Early and casually, Tarantino inserts a scene alluding to the “rumors” of Cliff having murdered his wife and gotten away with it. Furthermore, while pleading with the stunt coordinator to get his friend some work, Rick alludes to his past in the armed forces, referring to Cliff as a “war hero.” So the man’s familiar with violence. And he can stand against Bruce Lee! The recollection Cliff has early in the film, depicting his sparring and trouncing of the legendary martial artist, comes back to be more than a simple comedic cutaway. When Cliff starts smashing Manson heads, his spar with Lee comes to mind and you’re thinking “yeah, if he can take Bruce Lee he can take a couple of skinny hippies.” 


More satisfying, perhaps, is the way he and Brandy work to fight off their assailants! Cliff’s relationship with Brandy, her obedience and the rapport they have, is something we’ve seen throughout the entire film. He cares for her, he talks to her like a human (“I don’t want no whining…”), and Brandy, in turn, listens. Which is why a click of the tongue sics the pit-bull on a Manson gunman and would seem to be a natural step in the man-dog relationship we’ve seen develop.

And while Cliff handles most of the attackers, one does manage to stumble, face beaten to a bloody pulp, out back, crashing into the pool where Rick is still lounging, oblivious to the carnage with his headphones on. Utterly startled, he’s got to do something to defend himself. Climbing from his pool to the toolshed nearby, what does he return with? A flamethrower, of course.

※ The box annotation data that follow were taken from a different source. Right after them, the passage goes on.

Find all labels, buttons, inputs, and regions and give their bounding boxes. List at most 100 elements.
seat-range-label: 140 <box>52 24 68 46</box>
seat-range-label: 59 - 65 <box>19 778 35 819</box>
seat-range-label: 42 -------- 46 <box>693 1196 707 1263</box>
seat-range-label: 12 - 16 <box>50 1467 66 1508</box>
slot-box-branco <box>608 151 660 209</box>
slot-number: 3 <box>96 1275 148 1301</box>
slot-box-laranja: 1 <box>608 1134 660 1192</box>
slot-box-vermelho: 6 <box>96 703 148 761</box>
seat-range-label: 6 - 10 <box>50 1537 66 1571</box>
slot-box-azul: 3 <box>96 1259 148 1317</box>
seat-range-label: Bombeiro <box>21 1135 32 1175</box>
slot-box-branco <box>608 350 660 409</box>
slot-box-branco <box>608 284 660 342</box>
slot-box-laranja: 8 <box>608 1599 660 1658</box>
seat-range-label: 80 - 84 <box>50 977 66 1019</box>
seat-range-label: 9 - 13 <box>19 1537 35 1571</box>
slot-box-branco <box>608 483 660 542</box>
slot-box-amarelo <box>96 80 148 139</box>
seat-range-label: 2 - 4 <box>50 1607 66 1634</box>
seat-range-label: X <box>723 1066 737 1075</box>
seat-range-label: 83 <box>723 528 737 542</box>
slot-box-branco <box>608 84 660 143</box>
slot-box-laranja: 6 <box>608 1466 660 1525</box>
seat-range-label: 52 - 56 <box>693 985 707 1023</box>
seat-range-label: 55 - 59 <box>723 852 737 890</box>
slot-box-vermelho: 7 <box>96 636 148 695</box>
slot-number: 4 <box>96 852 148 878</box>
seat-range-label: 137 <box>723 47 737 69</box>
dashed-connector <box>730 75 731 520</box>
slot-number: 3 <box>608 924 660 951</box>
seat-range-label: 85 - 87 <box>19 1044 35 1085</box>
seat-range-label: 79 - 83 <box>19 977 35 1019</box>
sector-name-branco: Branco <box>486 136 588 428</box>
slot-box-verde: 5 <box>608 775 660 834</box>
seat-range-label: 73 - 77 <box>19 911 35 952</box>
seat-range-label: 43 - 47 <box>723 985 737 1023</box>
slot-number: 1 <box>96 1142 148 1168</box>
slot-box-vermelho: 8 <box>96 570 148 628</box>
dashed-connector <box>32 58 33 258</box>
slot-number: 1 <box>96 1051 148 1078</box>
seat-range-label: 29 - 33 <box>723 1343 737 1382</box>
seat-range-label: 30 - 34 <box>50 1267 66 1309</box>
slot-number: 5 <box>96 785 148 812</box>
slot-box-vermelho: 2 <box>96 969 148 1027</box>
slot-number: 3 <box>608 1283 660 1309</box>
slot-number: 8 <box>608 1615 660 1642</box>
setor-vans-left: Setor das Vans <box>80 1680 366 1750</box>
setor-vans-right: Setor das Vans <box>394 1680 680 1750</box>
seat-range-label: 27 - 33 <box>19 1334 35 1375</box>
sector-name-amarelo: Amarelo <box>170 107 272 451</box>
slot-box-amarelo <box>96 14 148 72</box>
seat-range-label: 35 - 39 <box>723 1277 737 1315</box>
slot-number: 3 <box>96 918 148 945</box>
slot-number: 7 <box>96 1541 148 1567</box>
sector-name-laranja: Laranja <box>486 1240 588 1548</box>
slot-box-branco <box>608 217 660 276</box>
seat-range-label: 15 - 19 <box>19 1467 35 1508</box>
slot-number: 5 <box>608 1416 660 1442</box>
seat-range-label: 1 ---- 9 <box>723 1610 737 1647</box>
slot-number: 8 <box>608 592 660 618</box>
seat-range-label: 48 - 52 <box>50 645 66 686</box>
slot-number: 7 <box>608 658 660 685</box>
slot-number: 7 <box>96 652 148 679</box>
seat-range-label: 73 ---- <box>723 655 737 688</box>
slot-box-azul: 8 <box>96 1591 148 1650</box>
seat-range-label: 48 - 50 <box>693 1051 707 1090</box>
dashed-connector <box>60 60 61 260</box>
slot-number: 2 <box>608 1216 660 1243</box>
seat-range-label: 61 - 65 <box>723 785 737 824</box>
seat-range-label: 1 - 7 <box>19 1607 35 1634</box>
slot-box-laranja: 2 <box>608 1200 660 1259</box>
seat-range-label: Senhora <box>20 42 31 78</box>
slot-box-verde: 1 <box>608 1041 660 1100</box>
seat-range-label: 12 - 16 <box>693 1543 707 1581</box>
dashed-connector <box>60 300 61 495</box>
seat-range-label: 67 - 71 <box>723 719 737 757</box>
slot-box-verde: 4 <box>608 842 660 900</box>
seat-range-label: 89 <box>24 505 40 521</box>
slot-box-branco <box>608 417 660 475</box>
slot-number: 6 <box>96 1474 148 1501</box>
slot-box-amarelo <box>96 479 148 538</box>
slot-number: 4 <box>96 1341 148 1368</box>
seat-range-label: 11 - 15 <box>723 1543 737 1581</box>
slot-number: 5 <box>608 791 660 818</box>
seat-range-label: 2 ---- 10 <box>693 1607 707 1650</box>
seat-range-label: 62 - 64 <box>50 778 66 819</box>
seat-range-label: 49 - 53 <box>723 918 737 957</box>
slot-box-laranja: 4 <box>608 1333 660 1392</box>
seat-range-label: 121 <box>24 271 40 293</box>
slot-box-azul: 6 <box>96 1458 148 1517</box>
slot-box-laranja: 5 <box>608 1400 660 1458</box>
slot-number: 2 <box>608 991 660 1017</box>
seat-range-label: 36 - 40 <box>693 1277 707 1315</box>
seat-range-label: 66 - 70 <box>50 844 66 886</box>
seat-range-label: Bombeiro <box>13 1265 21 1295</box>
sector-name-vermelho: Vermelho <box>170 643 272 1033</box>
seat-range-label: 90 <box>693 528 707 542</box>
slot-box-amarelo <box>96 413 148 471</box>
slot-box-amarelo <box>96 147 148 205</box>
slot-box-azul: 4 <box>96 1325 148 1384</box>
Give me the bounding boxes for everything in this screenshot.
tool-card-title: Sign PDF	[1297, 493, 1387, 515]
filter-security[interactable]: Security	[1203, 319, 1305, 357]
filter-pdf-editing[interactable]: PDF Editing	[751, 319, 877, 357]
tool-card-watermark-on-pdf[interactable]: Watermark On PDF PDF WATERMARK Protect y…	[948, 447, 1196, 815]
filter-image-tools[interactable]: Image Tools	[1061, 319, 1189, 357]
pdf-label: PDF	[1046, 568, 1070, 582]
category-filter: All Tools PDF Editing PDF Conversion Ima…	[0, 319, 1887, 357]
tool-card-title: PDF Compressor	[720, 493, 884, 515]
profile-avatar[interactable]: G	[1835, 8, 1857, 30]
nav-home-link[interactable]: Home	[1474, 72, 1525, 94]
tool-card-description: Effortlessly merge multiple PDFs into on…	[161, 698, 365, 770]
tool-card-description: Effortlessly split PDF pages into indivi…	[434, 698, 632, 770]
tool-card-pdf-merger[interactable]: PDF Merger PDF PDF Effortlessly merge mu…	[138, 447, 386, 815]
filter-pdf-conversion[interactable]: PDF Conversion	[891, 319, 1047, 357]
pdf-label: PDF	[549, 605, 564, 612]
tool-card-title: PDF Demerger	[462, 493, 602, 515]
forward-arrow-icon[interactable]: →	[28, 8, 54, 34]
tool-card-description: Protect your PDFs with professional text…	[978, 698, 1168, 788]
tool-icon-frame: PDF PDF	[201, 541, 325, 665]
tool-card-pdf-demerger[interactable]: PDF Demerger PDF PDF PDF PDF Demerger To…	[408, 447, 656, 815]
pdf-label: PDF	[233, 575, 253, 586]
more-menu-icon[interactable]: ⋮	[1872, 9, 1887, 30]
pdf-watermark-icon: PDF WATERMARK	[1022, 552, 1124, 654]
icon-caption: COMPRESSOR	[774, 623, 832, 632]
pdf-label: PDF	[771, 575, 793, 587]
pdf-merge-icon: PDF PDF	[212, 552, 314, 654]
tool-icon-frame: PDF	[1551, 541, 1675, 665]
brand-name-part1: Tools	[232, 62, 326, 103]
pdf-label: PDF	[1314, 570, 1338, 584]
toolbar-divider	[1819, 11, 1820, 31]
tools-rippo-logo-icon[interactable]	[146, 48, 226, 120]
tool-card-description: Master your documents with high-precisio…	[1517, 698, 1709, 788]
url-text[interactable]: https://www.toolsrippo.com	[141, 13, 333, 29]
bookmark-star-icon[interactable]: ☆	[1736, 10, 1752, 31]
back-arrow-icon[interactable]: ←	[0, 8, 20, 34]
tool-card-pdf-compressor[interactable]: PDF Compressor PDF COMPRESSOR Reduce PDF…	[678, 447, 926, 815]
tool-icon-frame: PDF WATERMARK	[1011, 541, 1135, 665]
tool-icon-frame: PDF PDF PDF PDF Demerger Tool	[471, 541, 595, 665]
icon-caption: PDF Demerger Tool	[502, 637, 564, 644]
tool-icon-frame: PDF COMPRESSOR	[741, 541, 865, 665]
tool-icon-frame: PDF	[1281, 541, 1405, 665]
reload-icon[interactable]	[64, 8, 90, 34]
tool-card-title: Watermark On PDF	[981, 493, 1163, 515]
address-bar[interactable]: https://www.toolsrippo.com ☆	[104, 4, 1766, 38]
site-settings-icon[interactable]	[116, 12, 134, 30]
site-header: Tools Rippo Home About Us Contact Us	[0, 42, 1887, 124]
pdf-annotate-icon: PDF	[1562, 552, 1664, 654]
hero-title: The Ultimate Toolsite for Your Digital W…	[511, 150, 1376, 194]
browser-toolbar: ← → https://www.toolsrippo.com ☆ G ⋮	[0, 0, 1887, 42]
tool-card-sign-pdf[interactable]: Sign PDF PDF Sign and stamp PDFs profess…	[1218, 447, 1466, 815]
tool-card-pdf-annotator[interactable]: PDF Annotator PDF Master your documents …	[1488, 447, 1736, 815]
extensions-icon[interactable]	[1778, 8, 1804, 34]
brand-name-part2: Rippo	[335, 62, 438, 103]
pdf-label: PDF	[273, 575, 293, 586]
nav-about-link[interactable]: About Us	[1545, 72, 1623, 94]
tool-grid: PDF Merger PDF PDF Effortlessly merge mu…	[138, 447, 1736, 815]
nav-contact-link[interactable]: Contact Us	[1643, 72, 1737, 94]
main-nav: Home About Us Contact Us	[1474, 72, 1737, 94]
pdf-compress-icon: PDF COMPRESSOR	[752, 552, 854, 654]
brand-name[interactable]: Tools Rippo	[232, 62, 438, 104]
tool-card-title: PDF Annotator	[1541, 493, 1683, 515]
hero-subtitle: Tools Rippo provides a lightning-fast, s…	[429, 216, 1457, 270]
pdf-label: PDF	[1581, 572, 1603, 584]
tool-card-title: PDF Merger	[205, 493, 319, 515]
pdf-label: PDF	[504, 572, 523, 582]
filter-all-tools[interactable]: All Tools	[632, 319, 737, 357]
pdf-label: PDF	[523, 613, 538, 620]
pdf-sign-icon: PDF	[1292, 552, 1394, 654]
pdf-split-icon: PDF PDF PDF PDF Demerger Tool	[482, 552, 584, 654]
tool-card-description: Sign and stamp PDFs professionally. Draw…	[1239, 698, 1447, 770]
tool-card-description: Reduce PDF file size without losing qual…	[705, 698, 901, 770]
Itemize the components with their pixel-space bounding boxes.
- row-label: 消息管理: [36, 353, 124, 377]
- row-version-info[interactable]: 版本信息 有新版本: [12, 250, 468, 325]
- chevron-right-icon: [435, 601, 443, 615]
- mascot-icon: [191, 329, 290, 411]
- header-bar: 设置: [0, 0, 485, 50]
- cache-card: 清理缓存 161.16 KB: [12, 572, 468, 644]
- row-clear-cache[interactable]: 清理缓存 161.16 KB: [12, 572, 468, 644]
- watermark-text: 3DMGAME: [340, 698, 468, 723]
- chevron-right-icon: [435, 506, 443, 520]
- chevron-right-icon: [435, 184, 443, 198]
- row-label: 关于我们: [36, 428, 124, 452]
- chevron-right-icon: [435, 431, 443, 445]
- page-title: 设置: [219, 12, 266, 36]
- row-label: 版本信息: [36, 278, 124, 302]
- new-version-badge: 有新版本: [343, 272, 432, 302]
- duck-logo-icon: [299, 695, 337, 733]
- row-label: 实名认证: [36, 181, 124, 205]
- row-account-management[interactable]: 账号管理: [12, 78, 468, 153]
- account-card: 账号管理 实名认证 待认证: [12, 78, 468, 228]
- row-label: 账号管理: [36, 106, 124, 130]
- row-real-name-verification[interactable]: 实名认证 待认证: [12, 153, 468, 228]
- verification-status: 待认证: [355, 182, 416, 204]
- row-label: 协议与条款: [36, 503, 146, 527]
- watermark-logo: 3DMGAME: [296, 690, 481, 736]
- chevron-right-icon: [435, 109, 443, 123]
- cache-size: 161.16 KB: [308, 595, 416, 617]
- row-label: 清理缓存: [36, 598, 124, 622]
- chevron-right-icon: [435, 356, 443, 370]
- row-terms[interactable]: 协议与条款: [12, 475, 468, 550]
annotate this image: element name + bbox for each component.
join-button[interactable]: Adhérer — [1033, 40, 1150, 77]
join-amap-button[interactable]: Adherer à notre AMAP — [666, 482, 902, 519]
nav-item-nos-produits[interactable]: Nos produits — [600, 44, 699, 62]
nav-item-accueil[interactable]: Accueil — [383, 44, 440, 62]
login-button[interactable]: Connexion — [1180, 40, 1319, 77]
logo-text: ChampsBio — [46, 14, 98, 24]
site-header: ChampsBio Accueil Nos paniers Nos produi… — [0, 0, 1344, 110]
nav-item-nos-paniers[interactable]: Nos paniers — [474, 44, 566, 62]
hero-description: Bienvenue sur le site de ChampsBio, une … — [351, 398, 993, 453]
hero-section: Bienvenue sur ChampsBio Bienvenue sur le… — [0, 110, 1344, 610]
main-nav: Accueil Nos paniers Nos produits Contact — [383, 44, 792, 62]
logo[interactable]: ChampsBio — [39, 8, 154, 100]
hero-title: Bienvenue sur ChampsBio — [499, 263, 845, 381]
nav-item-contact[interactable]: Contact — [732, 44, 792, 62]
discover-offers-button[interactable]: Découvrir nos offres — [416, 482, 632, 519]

Again, the scene early on in which Tarantino shows us Rick, in character in one of his World War II Nazi-killin’ films, use the flamethrower seems like less of a throwaway now. The subsequent mention by Rick that he was indeed the one to operate the flamethrower in the movie (within the movie) is further reinforced. Sure he’s a handsome actor and a bit of a whiner, but the man does know how to use a flamethrower. And you know what? I’ve only seen Once Upon a Time… in Hollywood once, but I’d bet in the brief moment earlier in the film, where Cliff grabs a tool belt from the shed, I’d stake money on it that we see the flamethrower in some capacity. 

So through a series of visual gags (the abrupt cutaways and inserts in Hollywood are legendary) and seemingly arbitrary rambling, the insane climax of Once Upon a Time… in Hollywood somehow manages to be the most-logical conclusion for the film to reach. Of course the Manson killers are fended off! With those odds, how could they not be?

Tarantino’s script manages to leave a trail of breadcrumbs vast enough to add up to a whole loaf of bread, if you’ll pardon the half-baked analogy. By ramping up the banal with bits of the wild and insane which eventually convene and erupt, that tremendous milestone of anarchy feels somehow normalized. And frankly, that’s just terrific plotting.

Furthermore, that the outlandish violence ends up delivering a happy ending–a fairytale ending promised from the very beginning–is icing on the cake. The killers were killed, the friendship remains, strengthened by blood, and a fading actor begins to socialize with the hottest filmmaker of his time. 

And we the audience just get to sit back and smile.